За каруселью Марли… Он не знал, что ему теперь делать — разве что лечь и заснуть. Умирать ему — бессмертному, — к несчастью, не было смысла. Этот путь ему был закрыт. Фронтенак знает, что нет ему исхода в небытие, что перед вратами гроба для него выставлена стража. В том мире, который он представлял себе, который видел, наступление которого чувствовал, ни одного человека больше не будет мучить искушение смерти, потому что это трудолюбивое, деловое человечество будет иметь вид, что оно живо, но будет мертво. Чтобы иметь выбор между жизнью и смертью, нужно быть личностью, человеком, отличным от всех остальных; нужно держать свое существование в своих руках, и мерить его, судить ясным взором.

Забавно было думать обо всем этом… Ив решил, что непременно расскажет Жан-Луи все то, что выдумал сейчас, стоя у входа в метро; он радовался тому, как удивит его, когда опишет грядущую революцию, которая надсмеется на всем самым сокровенным в человеке, разложит саму его природу до того, что уподобит человека членистоногим: пчелам и муравьям. Не будет больше вековых парков, простирающих ветви над одним лишь семейством. Сосны старых имений не будут смотреть, как год от года под ними растут одни и те же дети; в их бледных чистых личиках, воздетых к вершинам, они не узнают черты отцов и дедов этих детей в те же годы… «Это у меня от усталости бред, — думал Ив. — Хорошо бы уснуть! Не умереть, не жить — а уснуть». Он остановил такси и нащупал в кармане маленький флакончик. Поднес его к глазам и стал разбирать забавную надпись на этикетке — волшебную формулу: «Аллил опропил фенилметилдиметиламина барбитурат пиразолона 0,16 г».
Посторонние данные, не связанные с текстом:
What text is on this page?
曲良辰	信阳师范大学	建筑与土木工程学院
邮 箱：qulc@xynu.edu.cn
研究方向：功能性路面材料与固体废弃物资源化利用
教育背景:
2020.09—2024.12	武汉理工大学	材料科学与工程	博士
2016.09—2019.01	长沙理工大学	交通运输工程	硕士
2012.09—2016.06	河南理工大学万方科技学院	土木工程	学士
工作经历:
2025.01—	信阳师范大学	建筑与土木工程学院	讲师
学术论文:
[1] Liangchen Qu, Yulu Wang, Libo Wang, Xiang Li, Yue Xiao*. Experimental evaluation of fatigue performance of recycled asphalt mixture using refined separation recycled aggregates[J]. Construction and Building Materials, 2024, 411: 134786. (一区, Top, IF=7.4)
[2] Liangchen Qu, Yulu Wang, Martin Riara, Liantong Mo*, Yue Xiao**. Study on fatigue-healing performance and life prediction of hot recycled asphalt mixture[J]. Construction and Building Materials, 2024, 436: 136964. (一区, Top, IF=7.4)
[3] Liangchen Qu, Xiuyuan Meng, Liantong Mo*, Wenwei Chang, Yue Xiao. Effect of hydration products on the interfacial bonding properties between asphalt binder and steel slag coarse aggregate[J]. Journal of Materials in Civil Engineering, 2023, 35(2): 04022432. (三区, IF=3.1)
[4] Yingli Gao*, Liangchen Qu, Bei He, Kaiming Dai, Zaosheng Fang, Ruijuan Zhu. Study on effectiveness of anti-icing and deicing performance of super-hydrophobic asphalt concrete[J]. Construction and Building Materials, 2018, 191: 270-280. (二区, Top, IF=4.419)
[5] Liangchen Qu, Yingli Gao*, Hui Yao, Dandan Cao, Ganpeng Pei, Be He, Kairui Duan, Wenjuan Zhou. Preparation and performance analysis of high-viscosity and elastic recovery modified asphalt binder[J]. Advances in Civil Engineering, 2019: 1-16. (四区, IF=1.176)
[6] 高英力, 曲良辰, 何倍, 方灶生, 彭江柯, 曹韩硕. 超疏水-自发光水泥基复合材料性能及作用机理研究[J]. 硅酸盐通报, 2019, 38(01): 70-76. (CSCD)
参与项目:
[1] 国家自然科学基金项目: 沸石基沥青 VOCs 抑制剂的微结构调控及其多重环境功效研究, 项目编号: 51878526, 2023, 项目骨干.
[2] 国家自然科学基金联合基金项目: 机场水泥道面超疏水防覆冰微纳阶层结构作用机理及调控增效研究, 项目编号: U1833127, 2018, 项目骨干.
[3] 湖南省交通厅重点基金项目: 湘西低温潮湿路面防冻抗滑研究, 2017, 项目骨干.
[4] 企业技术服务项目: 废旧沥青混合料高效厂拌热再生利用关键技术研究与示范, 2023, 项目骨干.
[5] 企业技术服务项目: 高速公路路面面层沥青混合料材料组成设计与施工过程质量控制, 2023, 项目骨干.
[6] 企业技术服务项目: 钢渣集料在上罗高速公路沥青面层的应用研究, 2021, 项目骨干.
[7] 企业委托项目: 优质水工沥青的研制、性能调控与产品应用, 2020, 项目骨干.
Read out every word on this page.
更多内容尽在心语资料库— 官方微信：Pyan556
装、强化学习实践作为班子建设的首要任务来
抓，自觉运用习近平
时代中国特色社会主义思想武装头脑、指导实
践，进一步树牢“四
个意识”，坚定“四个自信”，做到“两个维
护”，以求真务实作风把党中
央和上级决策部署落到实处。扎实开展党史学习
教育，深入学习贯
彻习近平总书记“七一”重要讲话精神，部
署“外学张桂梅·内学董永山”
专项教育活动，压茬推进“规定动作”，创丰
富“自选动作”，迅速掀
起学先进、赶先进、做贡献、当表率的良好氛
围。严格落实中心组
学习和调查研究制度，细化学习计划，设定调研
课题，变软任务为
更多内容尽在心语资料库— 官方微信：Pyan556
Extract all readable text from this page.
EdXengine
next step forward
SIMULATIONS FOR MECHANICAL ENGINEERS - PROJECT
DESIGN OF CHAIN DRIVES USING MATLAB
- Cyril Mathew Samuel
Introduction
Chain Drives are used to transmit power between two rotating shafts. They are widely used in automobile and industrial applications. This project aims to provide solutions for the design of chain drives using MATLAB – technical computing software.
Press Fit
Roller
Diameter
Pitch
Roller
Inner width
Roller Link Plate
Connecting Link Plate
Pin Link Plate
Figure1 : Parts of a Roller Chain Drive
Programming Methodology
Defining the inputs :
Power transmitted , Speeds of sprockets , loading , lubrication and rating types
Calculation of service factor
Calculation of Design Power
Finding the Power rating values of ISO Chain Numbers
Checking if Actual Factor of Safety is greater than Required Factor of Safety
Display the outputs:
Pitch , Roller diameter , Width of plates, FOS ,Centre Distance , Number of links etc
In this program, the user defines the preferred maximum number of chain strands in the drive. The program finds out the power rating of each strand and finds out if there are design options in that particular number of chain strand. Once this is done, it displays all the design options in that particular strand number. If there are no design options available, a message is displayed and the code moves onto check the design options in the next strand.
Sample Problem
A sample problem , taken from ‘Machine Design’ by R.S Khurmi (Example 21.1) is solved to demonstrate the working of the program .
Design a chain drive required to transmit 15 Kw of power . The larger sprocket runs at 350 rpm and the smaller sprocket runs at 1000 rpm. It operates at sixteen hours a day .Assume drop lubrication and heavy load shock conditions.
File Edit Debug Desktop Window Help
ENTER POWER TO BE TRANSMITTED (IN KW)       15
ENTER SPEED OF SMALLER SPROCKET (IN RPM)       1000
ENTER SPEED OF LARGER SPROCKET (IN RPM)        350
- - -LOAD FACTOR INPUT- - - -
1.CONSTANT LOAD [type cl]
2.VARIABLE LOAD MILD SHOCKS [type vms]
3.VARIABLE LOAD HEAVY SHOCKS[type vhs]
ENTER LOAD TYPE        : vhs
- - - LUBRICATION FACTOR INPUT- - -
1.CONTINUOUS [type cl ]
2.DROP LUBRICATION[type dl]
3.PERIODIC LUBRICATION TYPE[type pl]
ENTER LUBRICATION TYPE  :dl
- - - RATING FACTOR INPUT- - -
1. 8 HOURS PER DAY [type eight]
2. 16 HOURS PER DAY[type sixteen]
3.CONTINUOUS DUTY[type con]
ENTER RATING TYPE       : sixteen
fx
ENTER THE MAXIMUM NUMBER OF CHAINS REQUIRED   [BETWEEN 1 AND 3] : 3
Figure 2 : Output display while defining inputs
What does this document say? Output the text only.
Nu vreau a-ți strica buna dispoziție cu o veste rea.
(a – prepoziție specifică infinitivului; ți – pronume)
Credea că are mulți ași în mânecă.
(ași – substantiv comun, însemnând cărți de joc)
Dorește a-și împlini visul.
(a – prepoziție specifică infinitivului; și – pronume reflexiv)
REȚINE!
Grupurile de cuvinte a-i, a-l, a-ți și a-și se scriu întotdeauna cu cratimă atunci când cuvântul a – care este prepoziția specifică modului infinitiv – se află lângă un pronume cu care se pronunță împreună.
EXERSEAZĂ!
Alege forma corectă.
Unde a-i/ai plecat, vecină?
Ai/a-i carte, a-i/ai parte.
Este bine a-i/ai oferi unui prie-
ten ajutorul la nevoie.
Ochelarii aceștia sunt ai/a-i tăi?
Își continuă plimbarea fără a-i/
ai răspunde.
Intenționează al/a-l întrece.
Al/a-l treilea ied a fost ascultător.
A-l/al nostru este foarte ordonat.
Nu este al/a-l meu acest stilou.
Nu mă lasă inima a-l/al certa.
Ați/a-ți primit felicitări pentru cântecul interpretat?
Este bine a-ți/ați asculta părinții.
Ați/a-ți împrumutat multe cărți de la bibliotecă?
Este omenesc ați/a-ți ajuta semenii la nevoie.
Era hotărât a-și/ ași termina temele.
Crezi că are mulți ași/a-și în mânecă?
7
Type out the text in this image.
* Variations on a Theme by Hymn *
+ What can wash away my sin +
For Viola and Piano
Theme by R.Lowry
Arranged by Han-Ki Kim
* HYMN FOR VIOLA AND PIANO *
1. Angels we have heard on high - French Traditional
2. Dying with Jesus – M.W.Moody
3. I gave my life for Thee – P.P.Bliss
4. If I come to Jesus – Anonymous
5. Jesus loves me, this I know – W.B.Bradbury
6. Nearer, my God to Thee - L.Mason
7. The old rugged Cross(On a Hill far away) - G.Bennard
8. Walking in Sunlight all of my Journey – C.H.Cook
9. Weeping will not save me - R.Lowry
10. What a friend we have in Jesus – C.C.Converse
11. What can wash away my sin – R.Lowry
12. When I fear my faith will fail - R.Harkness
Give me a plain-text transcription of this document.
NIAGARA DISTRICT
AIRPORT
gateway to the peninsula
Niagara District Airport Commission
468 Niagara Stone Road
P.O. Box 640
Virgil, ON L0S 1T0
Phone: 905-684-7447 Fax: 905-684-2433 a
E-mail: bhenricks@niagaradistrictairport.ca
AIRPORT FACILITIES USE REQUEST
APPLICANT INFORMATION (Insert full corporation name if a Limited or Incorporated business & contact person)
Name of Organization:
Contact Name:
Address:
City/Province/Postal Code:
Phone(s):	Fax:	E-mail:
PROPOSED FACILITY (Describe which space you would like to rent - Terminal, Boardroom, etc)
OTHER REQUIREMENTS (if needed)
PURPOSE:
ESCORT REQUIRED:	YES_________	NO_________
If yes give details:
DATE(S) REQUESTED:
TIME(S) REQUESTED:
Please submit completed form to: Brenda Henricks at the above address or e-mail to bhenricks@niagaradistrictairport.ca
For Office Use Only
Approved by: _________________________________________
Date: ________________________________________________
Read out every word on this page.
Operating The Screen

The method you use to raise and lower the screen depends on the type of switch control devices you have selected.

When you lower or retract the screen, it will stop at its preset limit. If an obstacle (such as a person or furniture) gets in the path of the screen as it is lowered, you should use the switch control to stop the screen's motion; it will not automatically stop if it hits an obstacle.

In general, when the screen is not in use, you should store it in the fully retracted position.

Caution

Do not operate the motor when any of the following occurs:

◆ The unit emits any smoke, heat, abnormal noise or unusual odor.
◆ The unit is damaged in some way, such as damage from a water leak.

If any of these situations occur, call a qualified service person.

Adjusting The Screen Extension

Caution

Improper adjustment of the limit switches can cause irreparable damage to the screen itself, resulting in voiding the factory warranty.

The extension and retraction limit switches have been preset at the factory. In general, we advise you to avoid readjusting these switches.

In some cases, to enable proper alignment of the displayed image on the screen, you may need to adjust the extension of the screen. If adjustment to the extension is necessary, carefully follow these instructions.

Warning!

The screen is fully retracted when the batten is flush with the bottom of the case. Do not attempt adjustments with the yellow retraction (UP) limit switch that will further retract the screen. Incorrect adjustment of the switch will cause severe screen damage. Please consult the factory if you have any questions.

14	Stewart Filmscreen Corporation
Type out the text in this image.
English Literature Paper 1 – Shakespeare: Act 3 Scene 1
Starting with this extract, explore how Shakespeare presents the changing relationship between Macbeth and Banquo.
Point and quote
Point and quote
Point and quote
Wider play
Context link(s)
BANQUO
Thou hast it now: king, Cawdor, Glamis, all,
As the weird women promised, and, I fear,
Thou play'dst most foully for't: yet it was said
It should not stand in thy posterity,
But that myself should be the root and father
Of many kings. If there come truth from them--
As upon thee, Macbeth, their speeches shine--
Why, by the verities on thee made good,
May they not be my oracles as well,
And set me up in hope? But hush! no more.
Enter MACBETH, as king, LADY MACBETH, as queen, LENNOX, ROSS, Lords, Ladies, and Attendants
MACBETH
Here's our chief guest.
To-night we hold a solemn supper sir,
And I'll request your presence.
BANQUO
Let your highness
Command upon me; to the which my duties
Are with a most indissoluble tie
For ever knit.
Жан-Луи провел эти часы, сидя сперва за столом напротив Мадлен, потом стоя, поспешно глотая свой кофе, потом за рулем авто, потом в конторе, неотрывно уставившись на приказчика Жанена, который докладывал о делах, и твердя про себя: «Иву ничто не грозит; у меня нет поводов для тревоги. Вчера вечером в вагоне он был так спокоен, как я давно уже его не видел. Вот именно: чересчур спокоен…» Он слышат, как дышит паровоз у перрона. Это дело не помешает ему поехать… вот Жанен, он инициативен, он страстно желает продвинуться — отчего бы не ввести его в суть? Сверкающие глаза молодого человека пытались разгадать, предупредить мысли Жан-Луи… И вдруг Жан-Луи понял, что вечером едет в Париж. Завтра утром он будет в Париже. И он сразу обрел покой, будто неведомая сила, со вчерашнего дня державшая его за горло, поняла, что может ослабить хватку, что человек покорился ей.

XXII

Из бездны услышал Ив, как с бесконечного расстояния прозвенел звонок; ему померещилось, что это звонит телефон, что из Бордо его извещают о болезни матери (хоть он и знал, что мама уже год с лишним как умерла). Но ведь она сию минуту была здесь, в комнате, где побывала всего однажды (она приезжала из Бордо специально в квартиру к Иву, «чтобы мысленно видеть его», как она говорила). Потом она здесь больше не появлялась — только этой ночью, так что Ив и теперь ее видел в кресле, у изголовья, без всякой работы в руках — она ведь умерла. Мертвые не вяжут и не разговаривают… Губы ее, однако, шевелились: она хотела сказать что-то очень важное, но не могла. Она вошла, как, бывало, входила в комнату в Буриде, если была чем-нибудь встревожена: без стука, осторожно повернув ручку и навалившись телом на дверь — вся поглощена своей тревогой, не замечая, что отрывает от книги, от сна, от приступа рыданий… Она была здесь, а из Бордо в телефон говорили, что она умерла, а Ив с ужасом глядел на нее, пытаясь разобрать на губах то слово, которое она никак не могла отпустить от себя. Звонок повторился. Что отвечать? Хлопнула дверь. Он услышал голос уборщицы: «Хорошо, что у меня ключ есть…», а Жан-Луи (но он же в Бордо!) ответил: «На вид с ним все хорошо… он просто спокойно спит… Нет, флакон почти полный, он принял совсем немного…» Жан-Луи в комнате. В Бордо — и в этой комнате. Ив улыбнулся, чтобы прийти в себя.

— Ты как, старина?

— Ты в Париже?

— Ну да, у меня дела…

Сон выходил из Ива, а жизнь со всех сторон впитывалась в него. Течет, журчит… Он вспомнил теперь: три таблетки! Что за малодушие… Вот Жан-Луи спрашивает, что с ним не в порядке. Ив и не пытается лукавить. Он не смог бы лукавить: нет ни силы, ни воли, словно вышла вся кровь. Все, что было, встало на места: позавчера он был в Бордо, утром вчера — в подвальчике, потом день безумия… А теперь Жан-Луи приехал.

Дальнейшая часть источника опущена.